Archive for strong birthday problem

hard birthday problem

Posted in Books, Kids, R, Statistics with tags , , , , , , , , , on February 4, 2021 by xi'an

Click to access birthday.pdf

From an X validated question, found that WordPress now allows for direct link to pdf documents, like the above paper by my old friend Anirban Das Gupta! The question is about estimating a number M of individuals with N distinct birth dates over a year of T days.
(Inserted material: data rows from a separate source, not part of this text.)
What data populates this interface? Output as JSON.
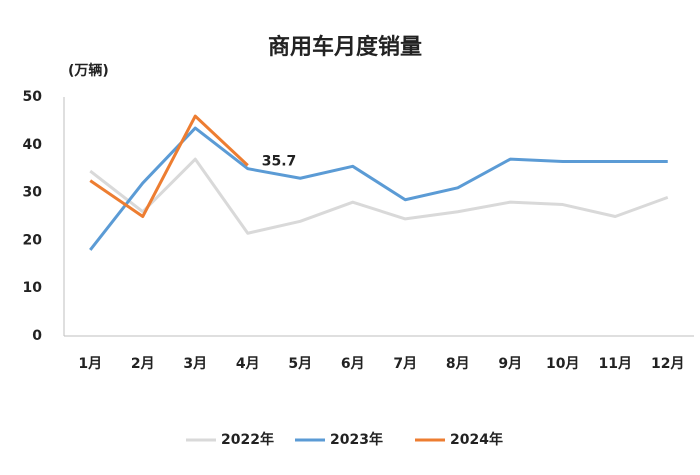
{
  "chart_data": {
    "type": "line",
    "title": "商用车月度销量",
    "y_label": "(万辆)",
    "categories": [
      "1月",
      "2月",
      "3月",
      "4月",
      "5月",
      "6月",
      "7月",
      "8月",
      "9月",
      "10月",
      "11月",
      "12月"
    ],
    "ylim": [
      0,
      50
    ],
    "yticks": [
      0,
      10,
      20,
      30,
      40,
      50
    ],
    "grid": false,
    "legend": "bottom",
    "series": [
      {
        "name": "2022年",
        "color": "#d9d9d9",
        "values": [
          34.5,
          26,
          37,
          21.5,
          24,
          28,
          24.5,
          26,
          28,
          27.5,
          25,
          29
        ]
      },
      {
        "name": "2023年",
        "color": "#5b9bd5",
        "values": [
          18,
          32,
          43.5,
          35,
          33,
          35.5,
          28.5,
          31,
          37,
          36.5,
          36.5,
          36.5
        ]
      },
      {
        "name": "2024年",
        "color": "#ed7d31",
        "values": [
          32.5,
          25,
          46,
          35.7,
          null,
          null,
          null,
          null,
          null,
          null,
          null,
          null
        ],
        "value_labels": [
          null,
          null,
          null,
          "35.7",
          null,
          null,
          null,
          null,
          null,
          null,
          null,
          null
        ]
      }
    ]
  }
}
After looking around I could not find a simpler representation of the probability for N=r other than (1) in my answer,

\frac{T!}{(\bar N-r)!}\frac{m!}{T^m}  \sum_{(r_1,\ldots,r_m);\\\sum_1^m r_i=r\ \&\\\sum_1^m ir_i=m}1\Big/\prod_{j=1}^m r_j! (j!)^{r_j}

borrowed from a paper by Fisher et al. (Another Fisher!) Checking Feller leads to the probability (p.102)
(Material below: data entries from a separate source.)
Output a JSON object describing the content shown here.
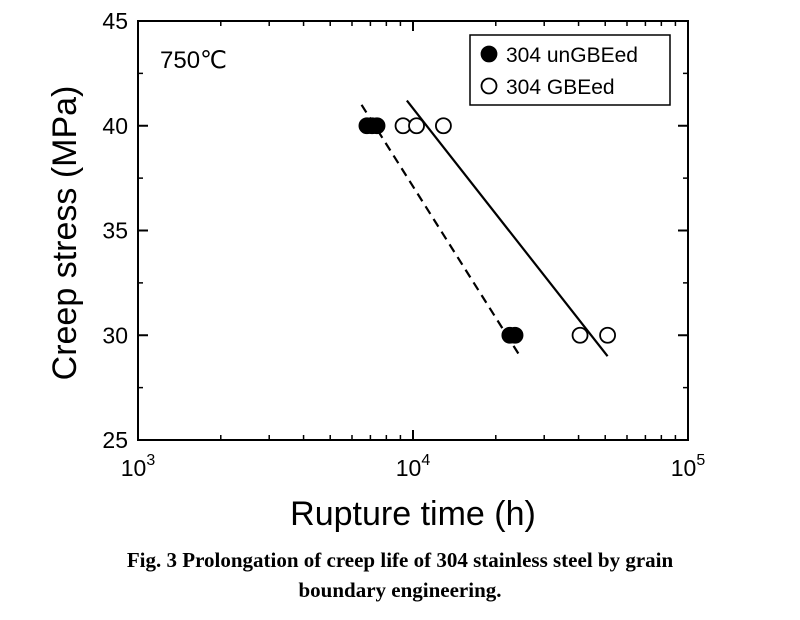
{
  "chart_data": {
    "type": "scatter",
    "x_scale": "log",
    "xlim": [
      1000,
      100000
    ],
    "ylim": [
      25,
      45
    ],
    "xlabel": "Rupture time (h)",
    "ylabel": "Creep stress (MPa)",
    "x_ticks": [
      {
        "value": 1000,
        "base": "10",
        "exp": "3"
      },
      {
        "value": 10000,
        "base": "10",
        "exp": "4"
      },
      {
        "value": 100000,
        "base": "10",
        "exp": "5"
      }
    ],
    "y_ticks": [
      {
        "value": 25,
        "label": "25"
      },
      {
        "value": 30,
        "label": "30"
      },
      {
        "value": 35,
        "label": "35"
      },
      {
        "value": 40,
        "label": "40"
      },
      {
        "value": 45,
        "label": "45"
      }
    ],
    "annotation": "750℃",
    "legend_position": "top-right",
    "series": [
      {
        "name": "304 unGBEed",
        "marker": "filled-circle",
        "line_style": "dashed",
        "points": [
          {
            "x": 6800,
            "y": 40
          },
          {
            "x": 7100,
            "y": 40
          },
          {
            "x": 7400,
            "y": 40
          },
          {
            "x": 22500,
            "y": 30
          },
          {
            "x": 23500,
            "y": 30
          }
        ],
        "fit_line": [
          {
            "x": 6500,
            "y": 41
          },
          {
            "x": 24500,
            "y": 29
          }
        ]
      },
      {
        "name": "304 GBEed",
        "marker": "open-circle",
        "line_style": "solid",
        "points": [
          {
            "x": 9200,
            "y": 40
          },
          {
            "x": 10300,
            "y": 40
          },
          {
            "x": 12900,
            "y": 40
          },
          {
            "x": 40500,
            "y": 30
          },
          {
            "x": 51000,
            "y": 30
          }
        ],
        "fit_line": [
          {
            "x": 9500,
            "y": 41.2
          },
          {
            "x": 51000,
            "y": 29
          }
        ]
      }
    ]
  },
  "caption": {
    "line1": "Fig. 3 Prolongation of creep life of 304 stainless steel by grain",
    "line2": "boundary engineering."
  }
}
{T \choose r}\sum_{\nu=0}^r (-1)^{\nu}{r\choose\nu}\left(1-\frac{T-r+\nu}T \right)^m

which fits rather nicely simulation frequencies, as shown using

apply(!apply(matrix(sample(1:Nb,T*M,rep=TRUE),T,M),1,duplicated),2,sum)

Further, Feller (1970, pp.103-104) justifies an asymptotic Poisson approximation with parameter$

\lambda(M)=\bar{N}\exp\{-M/\bar N\}

from which an estimate of $M$ can be derived. With the birthday problem as illustration (pp.105-106)!

It may be that a completion from N to (R¹,R²,…) where the components are the number of days with one birthdate, two birthdates, &tc. could help design an EM algorithm that would remove the summation in (1) but I did not spend more time on the problem (than finding a SAS approximation to the probability!).